For keyed chains, the order of the elements in this list matters! When deserializing the keyed chain back into a GufeTokenizable, this list is iterated through in order, meaning that each object can only reference GufeKeys that come before it in this list.

Below is a diagram of how a nested GufeTokenizable (in this case an AlchemicalNetwork) can be represented as a keyed chain, with the first elements in the keyed chain at the bottom of the graph.
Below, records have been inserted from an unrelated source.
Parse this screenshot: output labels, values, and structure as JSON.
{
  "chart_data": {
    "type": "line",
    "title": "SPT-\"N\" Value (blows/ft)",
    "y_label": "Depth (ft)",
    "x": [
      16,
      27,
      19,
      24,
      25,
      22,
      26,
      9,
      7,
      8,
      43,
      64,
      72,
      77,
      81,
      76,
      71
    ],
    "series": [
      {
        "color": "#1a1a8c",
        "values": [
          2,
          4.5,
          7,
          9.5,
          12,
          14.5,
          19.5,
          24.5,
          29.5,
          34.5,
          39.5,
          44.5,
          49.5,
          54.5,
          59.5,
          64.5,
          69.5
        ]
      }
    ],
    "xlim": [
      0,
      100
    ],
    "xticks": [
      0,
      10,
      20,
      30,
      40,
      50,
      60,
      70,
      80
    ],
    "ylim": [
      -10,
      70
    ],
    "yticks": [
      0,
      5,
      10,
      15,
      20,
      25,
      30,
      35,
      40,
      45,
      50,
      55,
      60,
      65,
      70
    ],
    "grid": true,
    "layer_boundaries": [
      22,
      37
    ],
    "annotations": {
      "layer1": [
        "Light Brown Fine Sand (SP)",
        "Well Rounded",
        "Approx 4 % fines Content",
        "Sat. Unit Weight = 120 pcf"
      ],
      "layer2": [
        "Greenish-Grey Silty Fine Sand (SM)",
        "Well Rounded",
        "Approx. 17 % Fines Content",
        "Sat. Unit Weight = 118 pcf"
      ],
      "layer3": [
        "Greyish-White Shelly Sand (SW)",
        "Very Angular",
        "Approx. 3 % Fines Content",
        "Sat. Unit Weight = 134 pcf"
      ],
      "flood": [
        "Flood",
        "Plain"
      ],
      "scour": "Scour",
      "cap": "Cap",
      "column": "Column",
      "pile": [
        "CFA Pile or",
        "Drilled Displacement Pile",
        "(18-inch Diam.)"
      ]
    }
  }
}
Note that this graphical representation is a Directed Acyclic Graph (DAG):

Diagram of a keyed chain representation of an alchemical network.

Serialization Methods

All GufeTokenizables can be serialized as either JSON (to_json()) or MessagePack (to_msgpack()). JSON is preferable for human-readability, archival, and interoperability with other tools that do not use gufe. MessagePack is a more efficient format and ideal for passing information between processes, but it is not human-readable and requires gufe for extracting any data.

Note

See Serializing gufe objects for details on how to implement serialization of your own GufeTokenizables.